Impossible People, Os Guinness. Downers Grove: InterVarsity Press, 2016.
Summary: Delineating the advance of modernity and its negative consequences, Guinness calls upon Christians to be the “impossible people” who both resist and positively engage the culture to “serve God’s purposes in this generation.”
I’ve been reading the work of Os Guinness since my student days when he wrote The Dust of Death and it is my feeling that his many books are really one extended and developing argument both describing modernity’s impact upon the culture in it’s movement away from God and its exhaustion of its Christian heritage, and the nature of Christian faithfulness in the face of these developments.
What distinguishes this book for me seems to be a certain urgency, captured even in the title Impossible People. He explains his choice of this striking phrase:
“The term impossible man was used to describe the eleventh-century Benedictine reformer Peter Damian (c. 1007-1073). Dante placed Damian in the highest circle of paradise as a saint and the predecessor of Francis of Assisi. A thousand years ago, as in our own time, there was little regard for truth or for the integrity and purity of the Christian faith. Nor was there much sense of the gravity of sin, so the church was easygoing, corruption was rife and the moral and theological rot was as pervasive among the clergy and the leaders of the church as among ordinary people.
. . .
Unquestionably, the term impossible man was ambiguous. It could be taken either as a
compliment or an insult. Doubtless, many of Peter Damian’s generation admired him for his stand, just as many hated him for his fervor, and many were frustrated and made
uncomfortable by what they saw as his intransigence. In other words, the same term could express either admiration or exasperation, as it will again today. But all that was irrelevant to Peter Damian. He spoke, wrote and acted solely with an eye to the audience of One. He could not be deterred by other voices. He was faithful to Jesus alone and above all. His faith had a backbone of steel. He was the impossible man. (pp. 30-31)
Guinness proposes that distinctive witness in our time will be much like that of Damian, and will require of us the qualities of “impossibility” evident in Damian — not only integrity and courage, but spiritual power that apprehends the dynamics of spiritual warfare behind the principalities and powers dominating modern life, and the weapons of such warfare, which is not against other people, whom we are called to love and win.

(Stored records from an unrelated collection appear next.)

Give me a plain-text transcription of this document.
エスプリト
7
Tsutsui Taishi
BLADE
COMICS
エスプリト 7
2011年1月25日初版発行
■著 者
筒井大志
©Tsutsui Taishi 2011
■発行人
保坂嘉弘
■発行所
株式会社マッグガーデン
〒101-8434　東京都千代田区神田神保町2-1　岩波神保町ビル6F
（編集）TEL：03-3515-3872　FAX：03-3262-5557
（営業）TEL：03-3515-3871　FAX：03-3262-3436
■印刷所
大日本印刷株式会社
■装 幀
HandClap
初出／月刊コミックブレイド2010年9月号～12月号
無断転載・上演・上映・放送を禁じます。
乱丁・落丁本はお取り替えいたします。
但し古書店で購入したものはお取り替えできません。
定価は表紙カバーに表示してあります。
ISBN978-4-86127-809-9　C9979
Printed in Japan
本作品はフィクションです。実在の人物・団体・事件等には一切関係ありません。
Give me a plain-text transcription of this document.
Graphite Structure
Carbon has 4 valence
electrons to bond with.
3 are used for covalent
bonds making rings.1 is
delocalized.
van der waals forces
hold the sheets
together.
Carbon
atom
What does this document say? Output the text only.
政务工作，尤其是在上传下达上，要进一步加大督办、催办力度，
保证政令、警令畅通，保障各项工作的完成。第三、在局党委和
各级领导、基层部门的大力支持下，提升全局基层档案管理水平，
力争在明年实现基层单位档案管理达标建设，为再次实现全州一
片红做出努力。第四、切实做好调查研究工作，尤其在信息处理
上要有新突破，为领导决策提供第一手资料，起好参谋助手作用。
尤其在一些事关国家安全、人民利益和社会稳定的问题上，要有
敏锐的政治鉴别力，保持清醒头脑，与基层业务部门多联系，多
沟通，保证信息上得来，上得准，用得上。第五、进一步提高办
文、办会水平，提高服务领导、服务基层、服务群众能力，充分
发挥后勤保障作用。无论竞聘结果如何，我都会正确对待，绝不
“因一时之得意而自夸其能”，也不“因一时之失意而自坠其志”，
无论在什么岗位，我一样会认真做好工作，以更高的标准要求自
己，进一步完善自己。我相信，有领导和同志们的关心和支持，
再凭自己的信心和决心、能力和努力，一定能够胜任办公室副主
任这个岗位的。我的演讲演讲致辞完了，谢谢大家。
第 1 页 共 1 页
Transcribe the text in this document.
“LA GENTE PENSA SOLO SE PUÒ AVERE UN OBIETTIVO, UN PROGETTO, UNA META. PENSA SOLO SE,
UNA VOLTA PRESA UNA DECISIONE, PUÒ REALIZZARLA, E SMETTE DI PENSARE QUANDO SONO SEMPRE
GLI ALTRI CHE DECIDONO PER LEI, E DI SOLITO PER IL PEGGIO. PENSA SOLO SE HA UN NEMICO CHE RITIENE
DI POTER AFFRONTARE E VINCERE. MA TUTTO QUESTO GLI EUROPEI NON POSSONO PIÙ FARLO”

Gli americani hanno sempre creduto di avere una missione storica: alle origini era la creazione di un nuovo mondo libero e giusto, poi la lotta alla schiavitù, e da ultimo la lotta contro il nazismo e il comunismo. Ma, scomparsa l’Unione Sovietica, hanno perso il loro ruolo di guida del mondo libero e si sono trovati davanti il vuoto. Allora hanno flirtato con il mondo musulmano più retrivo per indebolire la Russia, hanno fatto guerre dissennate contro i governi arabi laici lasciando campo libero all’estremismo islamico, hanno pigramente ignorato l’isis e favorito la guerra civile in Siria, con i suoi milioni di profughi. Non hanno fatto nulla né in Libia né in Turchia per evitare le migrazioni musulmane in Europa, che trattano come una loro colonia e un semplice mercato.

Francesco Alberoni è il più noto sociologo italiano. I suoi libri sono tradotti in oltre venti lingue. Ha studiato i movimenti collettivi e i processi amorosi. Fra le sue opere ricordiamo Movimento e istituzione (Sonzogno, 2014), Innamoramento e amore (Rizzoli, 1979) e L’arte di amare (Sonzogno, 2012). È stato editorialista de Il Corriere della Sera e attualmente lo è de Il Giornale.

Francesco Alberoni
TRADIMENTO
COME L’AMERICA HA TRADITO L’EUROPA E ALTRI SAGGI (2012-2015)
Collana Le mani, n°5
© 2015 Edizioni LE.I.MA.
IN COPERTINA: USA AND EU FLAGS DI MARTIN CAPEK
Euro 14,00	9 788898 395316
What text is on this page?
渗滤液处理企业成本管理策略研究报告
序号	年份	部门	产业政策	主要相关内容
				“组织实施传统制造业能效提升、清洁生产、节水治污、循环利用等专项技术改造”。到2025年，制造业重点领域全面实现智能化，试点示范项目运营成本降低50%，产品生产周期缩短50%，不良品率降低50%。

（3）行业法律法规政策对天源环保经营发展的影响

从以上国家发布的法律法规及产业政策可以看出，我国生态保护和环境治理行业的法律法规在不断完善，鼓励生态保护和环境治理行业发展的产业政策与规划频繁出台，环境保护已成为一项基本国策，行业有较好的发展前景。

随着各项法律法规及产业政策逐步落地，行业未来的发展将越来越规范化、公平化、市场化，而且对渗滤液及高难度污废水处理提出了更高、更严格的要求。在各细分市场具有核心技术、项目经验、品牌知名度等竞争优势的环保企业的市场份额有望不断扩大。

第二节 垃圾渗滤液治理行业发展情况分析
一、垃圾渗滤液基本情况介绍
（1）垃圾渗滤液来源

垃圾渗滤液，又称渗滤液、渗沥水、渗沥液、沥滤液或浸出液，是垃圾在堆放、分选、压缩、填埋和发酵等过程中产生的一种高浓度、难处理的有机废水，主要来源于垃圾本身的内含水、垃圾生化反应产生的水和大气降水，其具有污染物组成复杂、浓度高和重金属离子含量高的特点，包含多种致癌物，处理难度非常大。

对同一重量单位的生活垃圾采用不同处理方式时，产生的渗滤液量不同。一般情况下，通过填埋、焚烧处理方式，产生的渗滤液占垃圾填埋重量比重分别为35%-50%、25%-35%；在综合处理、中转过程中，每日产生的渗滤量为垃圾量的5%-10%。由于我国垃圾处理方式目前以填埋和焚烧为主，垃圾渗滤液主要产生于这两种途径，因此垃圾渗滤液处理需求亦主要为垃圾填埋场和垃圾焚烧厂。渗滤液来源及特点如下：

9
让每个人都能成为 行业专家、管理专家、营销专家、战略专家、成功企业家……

This incorporation of the spiritual powers behind the cultural forces confronting Christians seemed to me more clearly drawn than in any of Guinness’s other books, which emphasized clear understanding of cultural forces, and our calling to distinctiveness of thought and life in their midst. I cannot recall in other books where Guinness so clearly affirms the reality of the miraculous and works of power as he does here.
There also seemed to be a greater urgency in Guinness in his denunciation of what he sees as the church’s compromises both of integrity and doctrine, including what he sees as the rapid, revisionist shift in the understanding of human sexuality in broad swathes of the church as it embraces the social construction of reality rather than transcendent understandings that have been held through the church’s history. He decries a generationalism within the church which prevents the passing of the baton of faithful witness and presence from elder to rising generations in our present time.
Part of Guinness’s concern is for what he sees to be modernity’s impact on the wider culture as well as upon the church. He sees in such things as the interest in singularity a kind of “tower of Babel” hubris bound to disillusion. Likewise, perhaps in his best chapter, he explores the lingering spiritual memory of modern atheism, that he describes as “life without an amen.”
There is much here I appreciate in his analysis of our present cultural moment. His grasp of the pluralizing, privatizing, and relativizing elements of a modernity rooted in the social construction of reality describes the water we swim in and often have become accustomed to. I wholeheartedly affirm his description of what it means to be “impossible people” and particular the call to a recovery of spiritual power in a materially affluent but spiritually flaccid church.
What I think would have made this case more compelling to me would have been to apply this analysis not merely to the politics of the left, but to our idolizing of politics of all stripes. He takes several swipes at Barack Obama (who was sitting president when he wrote this) but is silent about the politics of the right. I personally believe that one of the things that would make Christians the “impossible people” he would have us be is to forsake all political alliances to left or right to be a prophetic voice toward the versions of idolatry and corruption across the spectrum of our political life.
I also wonder if Guinness’s word about generationalism might have carried more weight were this book to have been co-written with a millenial. My sense is that this is a work that will resonate well with those of Guinness’s own generation, but much less well with many of those he most needs to convince of the case he is making — millenials — if they even pick up this work.
That would be regrettable because the matters Guinness raises are ones of grave concern if true, and ones around which the church needs consensus. We are, sadly as Guinness notes, often divided in the church across the same fault lines as our culture, including those of generation, as well as ethnicity, economic status, and social class. Guinness has been a principled voice for the civil and public engagement of Christians in the wider culture, one respected in many quarters both here and abroad. My hope is that in whatever years remain for him (hopefully many!) he will find more partners across these divides who dialogue, dream, and pray together about what it means to be the “impossible people” he describes. Perhaps that would be something all of us might aspire and pray toward, within our own potential spheres of influence, as well as in our own faith communities.